Os Maracatus são um espetáculo rico e instigante, muito disso se devendo à força rítmica e imponente da ala dos batuqueiros. Suas viradas e levadas são proporcionadas principalmente pelas alfaias, grandes tambores adornados e coloridos confeccionados artesanalmente. Às alfaias, juntam-se, ainda, outros instrumentos percussivos, como os xequerês, os gonguês, as maracás e as caixas. A polirritmia se inicia, muitas vezes, após o Mestre puxar uma loa, que é a parte de um verso musical cantado sem acompanhamento instrumental.
Por volta de 1960, em Recife, houve um movimento para dar mais espaço à expressão africana e se criou a chamada Noite dos Tambores Silenciosos, que, desde então, decorre durante a segunda-feira de carnaval no Pátio do Terço, no Bairro de São José. Nesta cerimônia de sincretismo religioso, os Maracatus se reúnem e realizam apresentações coletivas até que, em determinado momento, os tambores silenciam, as luzes do pátio são apagadas e todos juntos realizam uma oração em iorubá.
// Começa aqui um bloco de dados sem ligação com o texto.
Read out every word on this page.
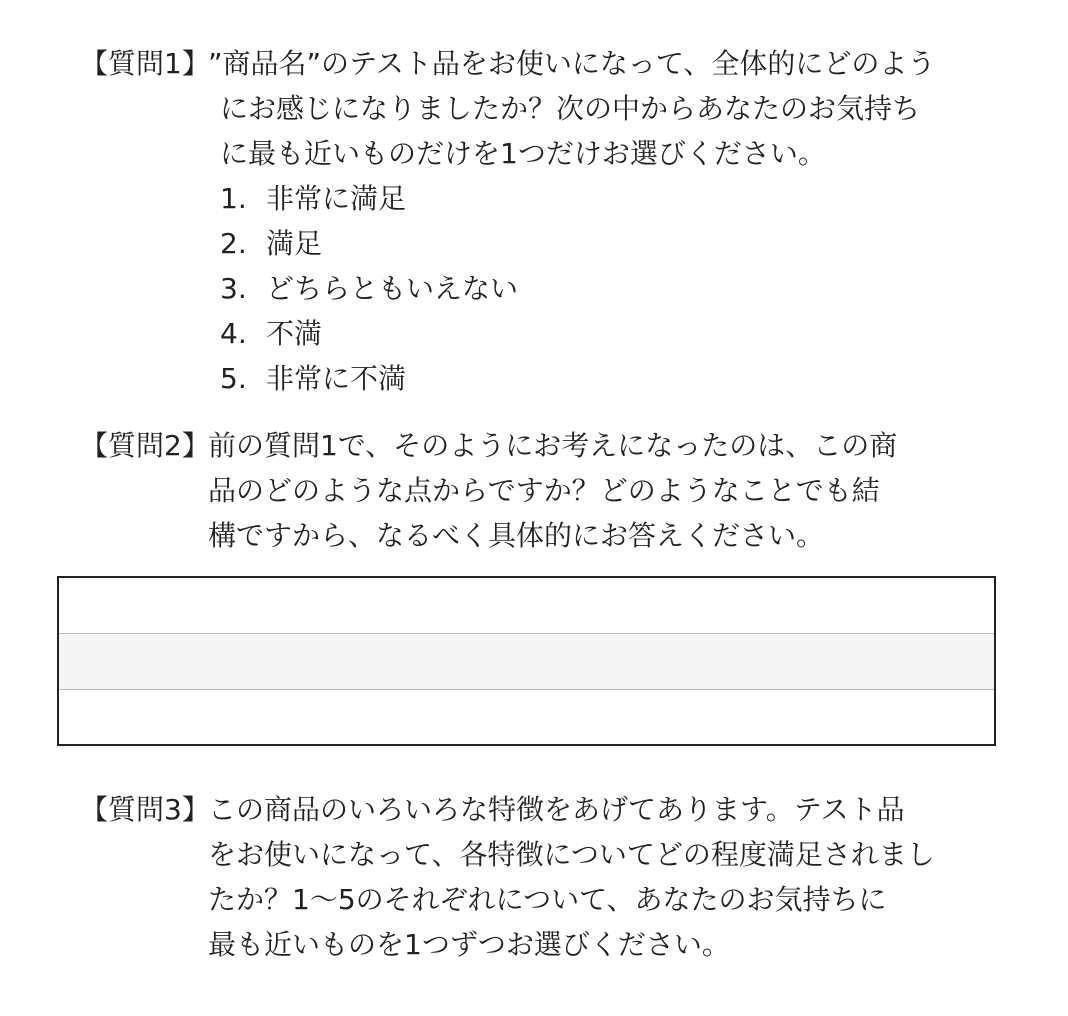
【質問1】
”商品名”のテスト品をお使いになって、全体的にどのよう
にお感じになりましたか？次の中からあなたのお気持ち
に最も近いものだけを1つだけお選びください。
1. 非常に満足
2. 満足
3. どちらともいえない
4. 不満
5. 非常に不満
【質問2】
前の質問1で、そのようにお考えになったのは、この商
品のどのような点からですか？どのようなことでも結
構ですから、なるべく具体的にお答えください。
【質問3】
この商品のいろいろな特徴をあげてあります。テスト品
をお使いになって、各特徴についてどの程度満足されまし
たか？1〜5のそれぞれについて、あなたのお気持ちに
最も近いものを1つずつお選びください。
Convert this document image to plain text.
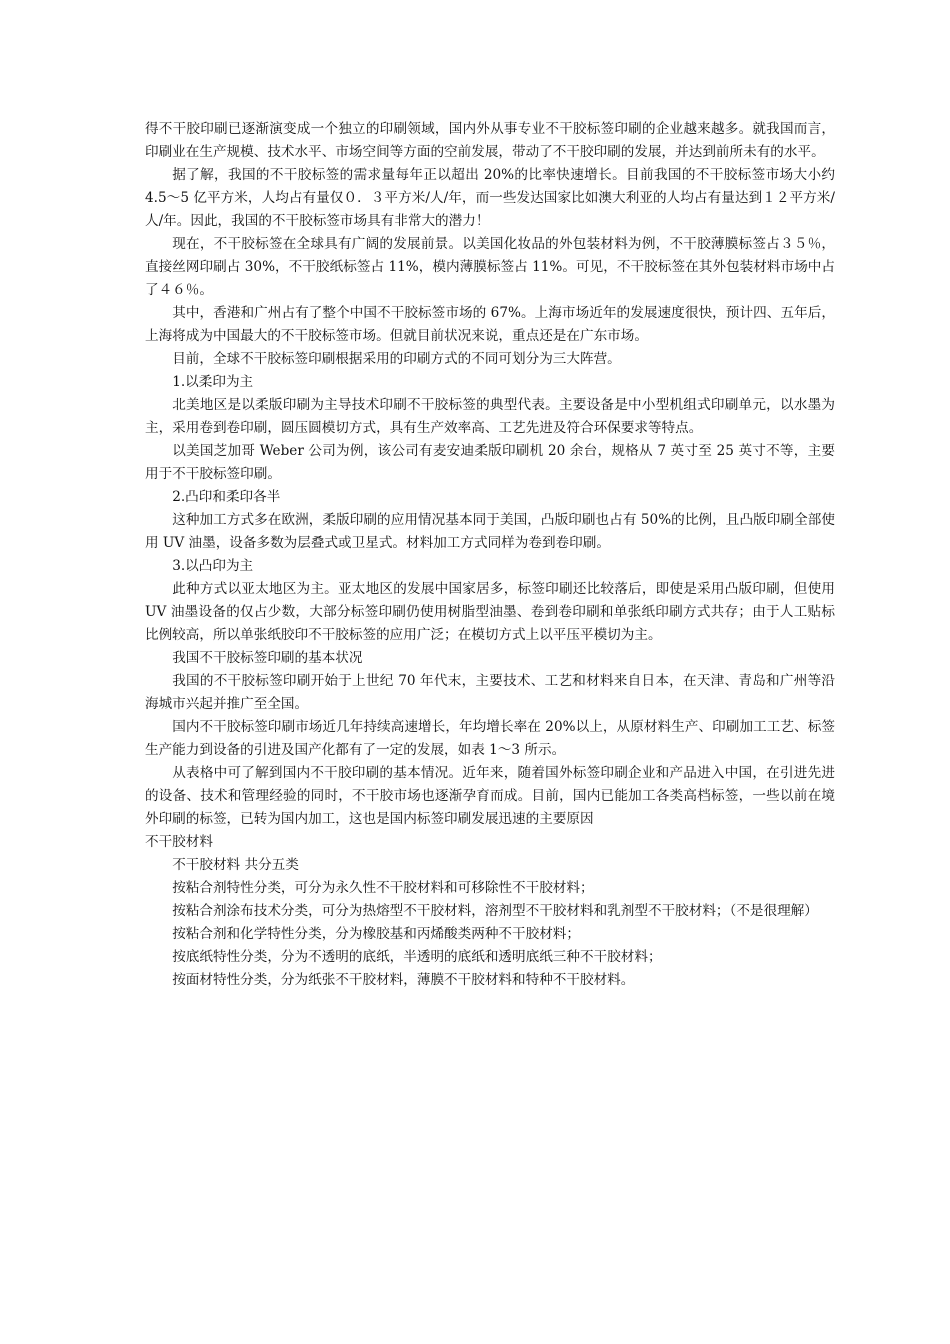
得不干胶印刷已逐渐演变成一个独立的印刷领域，国内外从事专业不干胶标签印刷的企业越来越多。就我国而言，印刷业在生产规模、技术水平、市场空间等方面的空前发展，带动了不干胶印刷的发展，并达到前所未有的水平。

据了解，我国的不干胶标签的需求量每年正以超出 20%的比率快速增长。目前我国的不干胶标签市场大小约 4.5～5 亿平方米，人均占有量仅０．３平方米/人/年，而一些发达国家比如澳大利亚的人均占有量达到１２平方米/人/年。因此，我国的不干胶标签市场具有非常大的潜力！

现在，不干胶标签在全球具有广阔的发展前景。以美国化妆品的外包装材料为例，不干胶薄膜标签占３５％，直接丝网印刷占 30%，不干胶纸标签占 11%，模内薄膜标签占 11%。可见，不干胶标签在其外包装材料市场中占了４６％。

其中，香港和广州占有了整个中国不干胶标签市场的 67%。上海市场近年的发展速度很快，预计四、五年后，上海将成为中国最大的不干胶标签市场。但就目前状况来说，重点还是在广东市场。

目前，全球不干胶标签印刷根据采用的印刷方式的不同可划分为三大阵营。

1.以柔印为主

北美地区是以柔版印刷为主导技术印刷不干胶标签的典型代表。主要设备是中小型机组式印刷单元，以水墨为主，采用卷到卷印刷，圆压圆模切方式，具有生产效率高、工艺先进及符合环保要求等特点。

以美国芝加哥 Weber 公司为例，该公司有麦安迪柔版印刷机 20 余台，规格从 7 英寸至 25 英寸不等，主要用于不干胶标签印刷。

2.凸印和柔印各半

这种加工方式多在欧洲，柔版印刷的应用情况基本同于美国，凸版印刷也占有 50%的比例，且凸版印刷全部使用 UV 油墨，设备多数为层叠式或卫星式。材料加工方式同样为卷到卷印刷。

3.以凸印为主

此种方式以亚太地区为主。亚太地区的发展中国家居多，标签印刷还比较落后，即使是采用凸版印刷，但使用 UV 油墨设备的仅占少数，大部分标签印刷仍使用树脂型油墨、卷到卷印刷和单张纸印刷方式共存；由于人工贴标比例较高，所以单张纸胶印不干胶标签的应用广泛；在模切方式上以平压平模切为主。

我国不干胶标签印刷的基本状况

我国的不干胶标签印刷开始于上世纪 70 年代末，主要技术、工艺和材料来自日本，在天津、青岛和广州等沿海城市兴起并推广至全国。

国内不干胶标签印刷市场近几年持续高速增长，年均增长率在 20%以上，从原材料生产、印刷加工工艺、标签生产能力到设备的引进及国产化都有了一定的发展，如表 1～3 所示。

从表格中可了解到国内不干胶印刷的基本情况。近年来，随着国外标签印刷企业和产品进入中国，在引进先进的设备、技术和管理经验的同时，不干胶市场也逐渐孕育而成。目前，国内已能加工各类高档标签，一些以前在境外印刷的标签，已转为国内加工，这也是国内标签印刷发展迅速的主要原因

不干胶材料

不干胶材料 共分五类

按粘合剂特性分类，可分为永久性不干胶材料和可移除性不干胶材料；

按粘合剂涂布技术分类，可分为热熔型不干胶材料，溶剂型不干胶材料和乳剂型不干胶材料；（不是很理解）

按粘合剂和化学特性分类，分为橡胶基和丙烯酸类两种不干胶材料；

按底纸特性分类，分为不透明的底纸，半透明的底纸和透明底纸三种不干胶材料；

按面材特性分类，分为纸张不干胶材料，薄膜不干胶材料和特种不干胶材料。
Segunda-feira vai arder lá no Pátio do Terço
Oração de tambor
Segunda-feira vai surgir do metal no gonguê
Som estalado de amor
Segunda-feira vai tremer na virada da caixa
A loa que o Mestre puxou
Segunda-feira vai bulir cabaceiro amargoso
Na mão que Calunga jogou
Calunga, saculeja esse xequerê
Que a pele da morena, assim, suará
Não esqueça: Calunga bom tem que remexer
Sem perder a toada que libertará
O Europeu
Para finalizar esse breve passeio pelos prolongamentos étnico-culturais no carnaval pernambucano, retornemos ao fim do século XIX e consideremos predominantemente os desdobramentos da influência europeia lusófona no nordeste brasileiro. Naquela época, nos bairros do Recife, havia diversos grupos de músicos seresteiros que se reuniam constantemente para realizar os seus saraus, serenatas e recitais em família. Por outro lado, da tradição religiosa portuguesa, a sociedade já estava acostumada às práticas das procissões e do pastoril, um folguedo europeu relacionado ao Presépio e que se compõe por meio de danças e músicas, sejam elas religiosas ou profanas. Da confluência desses movimentos, por volta de 1920, nasceram os Blocos Carnavalescos. Mas, atenção! Entenda-se aqui que tais agremiações não têm nada de parecido com os blocos ou, muito menos, com os trio-elétricos como os entendemos hoje. A música dessas agremiações era proporcionada por uma orquestra de pau-e-corda formada por violões, bandolins, violinos, flautas, clarinetes de ébano, surdos e pandeiros, entre outros instrumentos. Além disso, um coral feminino ficava responsável por propagar os textos dos frevos-de-bloco, embebidos de muito lirismo romântico e saudosista.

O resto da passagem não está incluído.